Segnali di forza potrebbero arrivare solo con la speculazione. Segnali rialzisti che sono gia' stati riscontrati nella performance di alcuni player del settore. I prezzi sono calati di quasi il 20% nel 2010, ma alcune utility si sono mosse in controtendenza.
"Con i prezzi cosi' bassi le utility del gas hanno un paio di modi per trarne beneficio", ha dichiarato all'emittente Usa CNBC James Lykins, analista per le utility del gas di Hillard Lyons. Finche' c'e' volatilita' le utility non sono influenzate da un rialzo o da un ribasso dei prezzi del gas.
Nel frattempo Philip Gotthelf, presidente e analista delle commodity di Equidex, ha detto che il gas naturale sta emergendo dalla nuova onda dell'energia verde come una delle fonti di carburante piu' richieste e conveniente.
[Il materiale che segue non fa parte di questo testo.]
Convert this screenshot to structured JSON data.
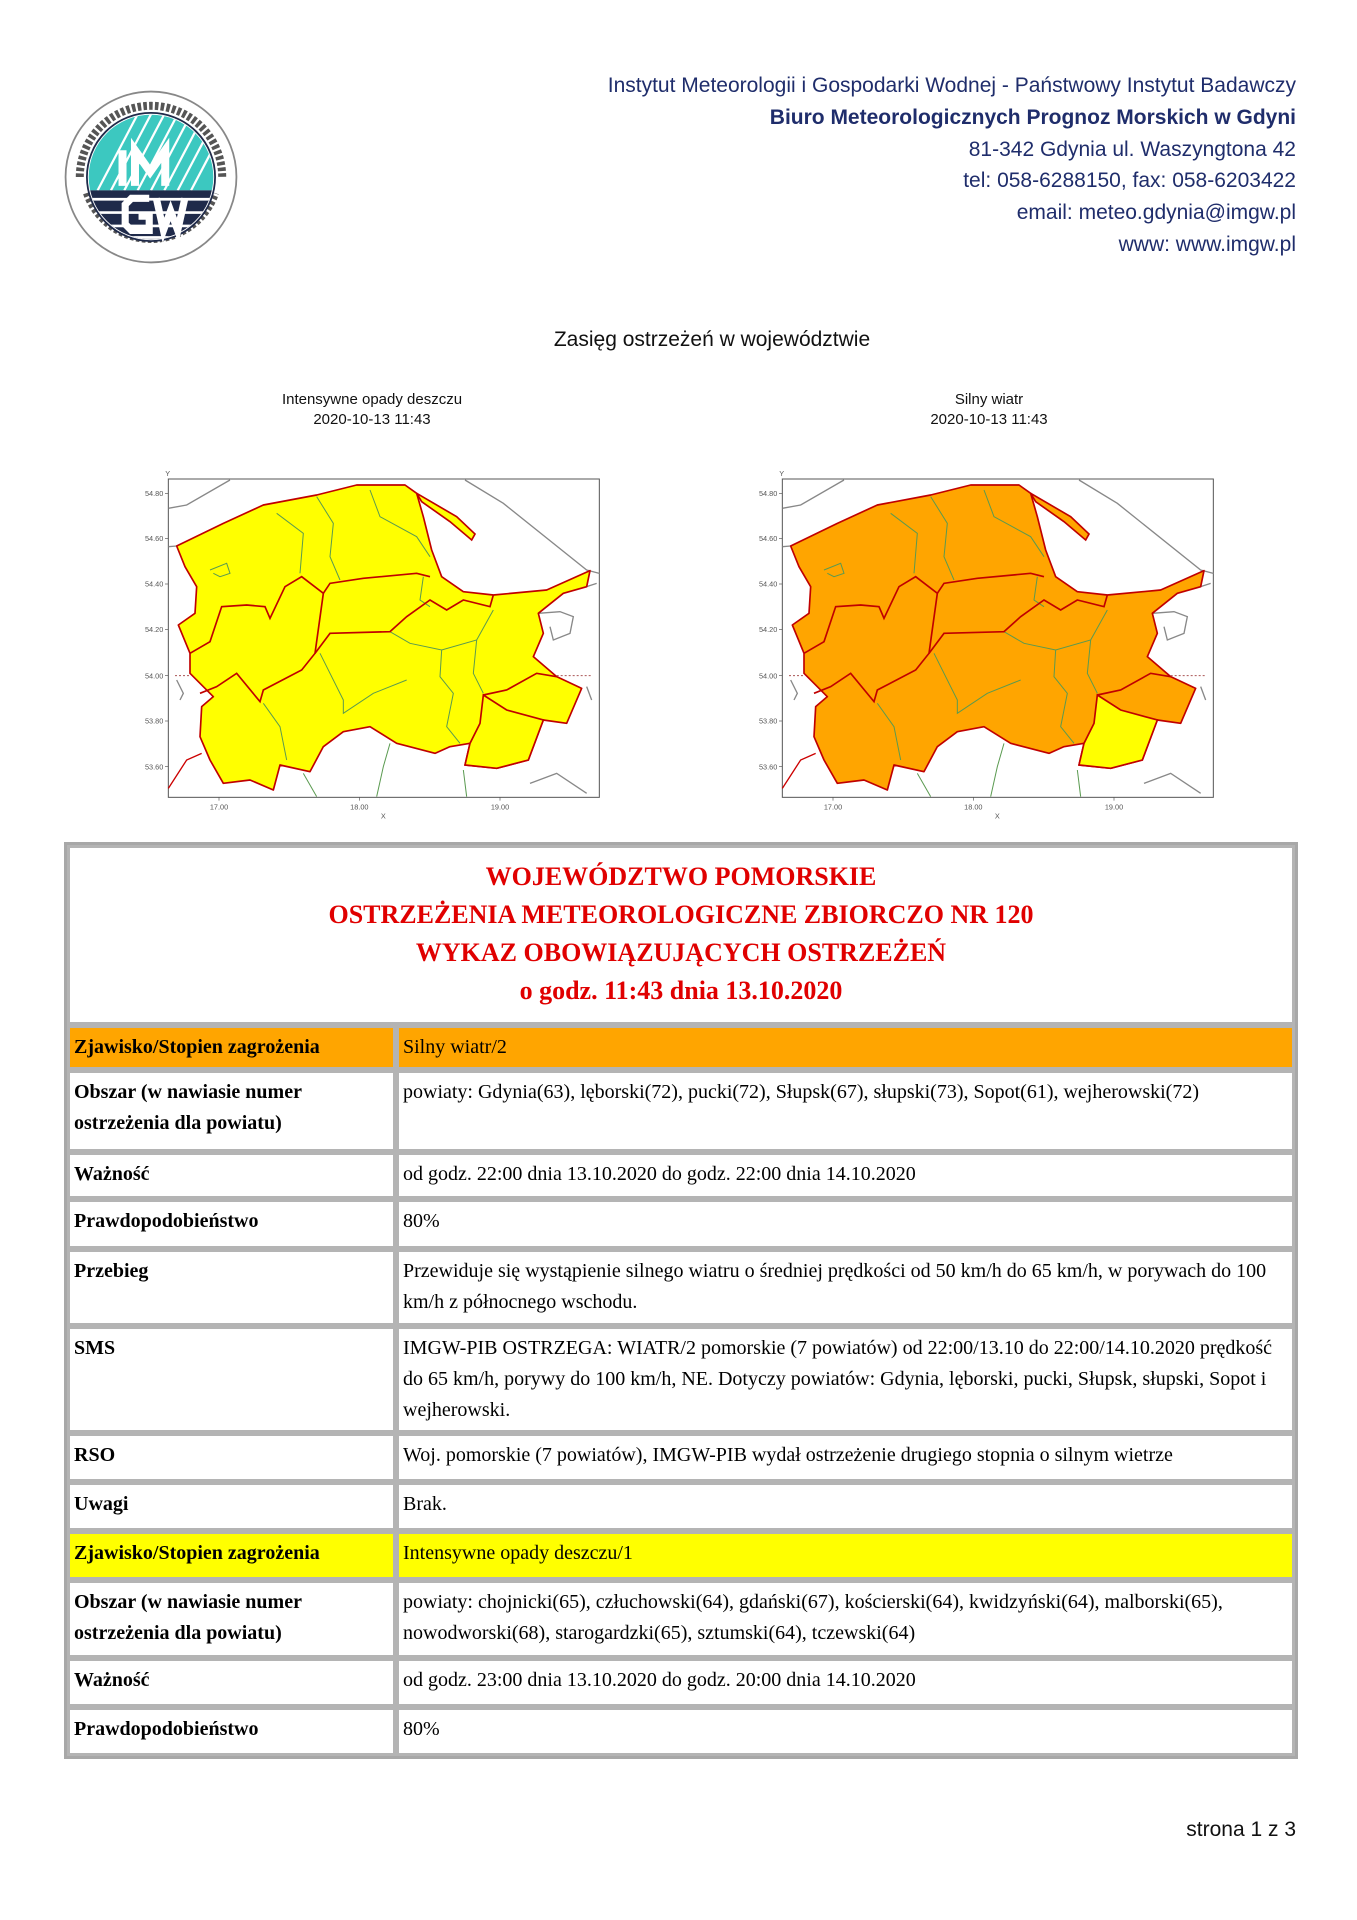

"Stiamo gia' ricevendo segnali che indicano come l'infrastruttura del settore dei trasporti potrebbe rimodellarsi in modo da tenere conto del gas naturale". Una scommessa che si traduce in un'azione precorritrice dei tempi. Pertanto non dovrebbe stupire il fatto che le societa' che potranno trarre beneficio da questi cambiamenti si spingano in rialzo anche se i prezzi stanno scendendo.